Bruxelles 12 mars (Europa Press) –
L'Union européenne imposera des tarifs du 1er avril d'une valeur de 26 000 millions d'euros à un large éventail de produits des États-Unis en réponse à des tarifs « injustifiés » de 25% que la nouvelle administration de Donald Trump s'applique mercredi aux importations d'acier et d'aluminium européen.
L'exécutif communautaire « regrette les États-Unis d'imposer de tels tarifs, qui sont injustifiés et nocifs pour le commerce transatlantique, nocif pour les entreprises et les consommateurs et qui entraînent souvent des prix plus élevés », résument les services communautaires dans la première réponse à Washington.
Ainsi, Bruxelles réactivera les tarifs qui ont imposé dans les crises commerciales précédentes de 2018 et 2020 pour répondre aux dommages-intérêts d'une valeur de 8 000 millions aux productions européennes et lanceront un nouveau package en réponse aux nouveaux taux américains qui affectent plus de 18 000 millions d'euros de contingents européens.
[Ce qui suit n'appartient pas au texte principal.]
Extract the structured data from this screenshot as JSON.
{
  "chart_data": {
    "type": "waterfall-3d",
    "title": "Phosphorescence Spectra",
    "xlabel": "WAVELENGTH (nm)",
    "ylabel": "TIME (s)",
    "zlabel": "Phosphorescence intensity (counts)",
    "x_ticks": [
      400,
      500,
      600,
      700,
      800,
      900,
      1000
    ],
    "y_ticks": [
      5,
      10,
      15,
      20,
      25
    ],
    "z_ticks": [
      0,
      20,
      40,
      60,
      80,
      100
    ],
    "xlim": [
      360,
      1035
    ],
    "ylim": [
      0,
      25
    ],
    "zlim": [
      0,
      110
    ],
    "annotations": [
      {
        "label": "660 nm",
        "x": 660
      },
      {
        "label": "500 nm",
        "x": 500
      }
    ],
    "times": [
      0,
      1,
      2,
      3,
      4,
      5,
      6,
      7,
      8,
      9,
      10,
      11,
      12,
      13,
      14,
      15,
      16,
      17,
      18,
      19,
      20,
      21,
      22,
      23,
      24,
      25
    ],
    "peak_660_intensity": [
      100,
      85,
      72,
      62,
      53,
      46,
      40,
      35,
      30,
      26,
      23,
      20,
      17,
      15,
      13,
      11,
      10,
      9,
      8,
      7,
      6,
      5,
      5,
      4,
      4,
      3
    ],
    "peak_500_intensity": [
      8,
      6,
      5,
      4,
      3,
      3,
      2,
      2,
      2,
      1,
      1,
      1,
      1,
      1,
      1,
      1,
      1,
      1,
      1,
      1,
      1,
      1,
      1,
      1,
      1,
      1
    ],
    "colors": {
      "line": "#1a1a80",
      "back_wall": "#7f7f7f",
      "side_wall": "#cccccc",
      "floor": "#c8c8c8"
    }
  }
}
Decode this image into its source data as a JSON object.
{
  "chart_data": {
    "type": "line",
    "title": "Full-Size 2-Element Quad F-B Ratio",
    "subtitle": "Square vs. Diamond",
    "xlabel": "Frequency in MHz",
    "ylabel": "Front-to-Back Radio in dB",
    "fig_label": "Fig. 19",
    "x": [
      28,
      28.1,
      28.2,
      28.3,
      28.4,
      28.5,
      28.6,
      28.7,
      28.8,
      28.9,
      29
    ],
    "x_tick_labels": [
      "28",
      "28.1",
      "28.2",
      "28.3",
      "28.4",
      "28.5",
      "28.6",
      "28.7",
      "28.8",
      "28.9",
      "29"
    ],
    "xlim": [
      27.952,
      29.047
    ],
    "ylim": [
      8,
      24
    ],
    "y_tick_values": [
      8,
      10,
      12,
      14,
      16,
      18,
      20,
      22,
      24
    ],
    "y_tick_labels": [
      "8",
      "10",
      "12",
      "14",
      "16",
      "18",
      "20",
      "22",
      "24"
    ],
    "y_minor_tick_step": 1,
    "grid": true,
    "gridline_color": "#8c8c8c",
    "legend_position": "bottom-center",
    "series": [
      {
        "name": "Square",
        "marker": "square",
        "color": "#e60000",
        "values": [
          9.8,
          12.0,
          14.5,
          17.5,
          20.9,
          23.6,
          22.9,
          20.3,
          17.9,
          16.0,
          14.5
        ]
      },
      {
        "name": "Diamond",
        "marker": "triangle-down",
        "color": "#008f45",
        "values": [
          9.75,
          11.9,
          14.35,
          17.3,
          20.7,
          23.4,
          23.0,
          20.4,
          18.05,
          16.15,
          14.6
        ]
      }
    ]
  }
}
Le président de la Commission européenne, Ursula von der Leyen, a clairement indiqué que l'UE « regrette profondément » les mesures des États-Unis parce que les tarifs « sont des taxes » et dans un contexte de tant de « incertitudes géopolitiques et économiques », ce type de mesures ne peut que nuire à l'économie.
Bruxelles estime que dans environ 28 000 millions de dollars l'impact des tarifs américains sur les produits en acier, en aluminium et en européens, il répond donc aux taux aux importations à partir d'une gamme variée de produits américains qui vont de la nourriture aux marques emblématiques telles que le whisky bourbon ou Harley-Davidson Motorcycles.
« Il coïncide avec la portée économique des tarifs américains », a déclaré Von Der Leyen, qui, malgré tout, insiste sur le fait que l'Union européenne est déterminée à « établir un dialogue » qui permet une sortie négociée et a donc commandé la commission de commerce, Maros Sefcovic « ,« reprend leurs conversations pour explorer de meilleures solutions avec les États-Unis ».
Sefcovic, qui parle au nom des 27 en affaires commerciales, a admis dans des déclarations de la presse la semaine dernière que, malgré ses tentatives de résolution de la crise, y compris un récent voyage à Washington – il devait supposer que l'exécutif de Trump « n'est pas impliqué » dans la négociation d'une sortie.
Maintenant, dans leur première réaction à la formalisation des tarifs sur les productions européennes, la Commission de commerce a averti que l'UE et les États-Unis devraient se concentrer sur « Rendre cette relation plus forte et pas plus » mais que la stratégie de Washington va « dans la mauvaise direction ».
Il a également souligné qu'en ce qui concerne les secteurs de l'acier et de l'aluminium, les deux régions « partagent des défis communs tels que la surcapacité mondiale dirigée par les pratiques non market », par référence voilée à la Chine, et a insisté sur le fait que l'UE fait « partie de la solution, plus qu'un problème ».
Dans tous les cas, les contre-mesures européennes ne prendront effet qu'au 1er avril, car plusieurs étapes de procédure doivent être réalisées, ce qui laisse un certain espace pour essayer de trouver un accord avec les États-Unis.
La première partie des tarifs préparés par Bruxelles correspond à ceux qui ont été activés dans le passé et qui sont suspendus jusqu'au 31 mars, en vertu d'un accord avec les administrations nord-américaines précédentes, ils entreront donc en vigueur le 1er avril.
La deuxième partie du package prendra plus de temps et que les services communautaires estiment que tout sera prêt pour l'application « à partir du milieu de l'avril ».
À l'heure actuelle, la première liste des produits potentiellement affectés par l'agriculture aux textiles et aux produits industriels a été publié par Bruxelles et est ouvert aux commentaires des groupes d'intérêt européens pour terminer les productions taxées sur le profilage.
Ensuite, l'exécutif communautaire établira une liste finale, renforcera la base juridique et soumettra le package aux vingt-sept pour avoir son soutien avant que Bruxelles n'adopte officiellement sa demande.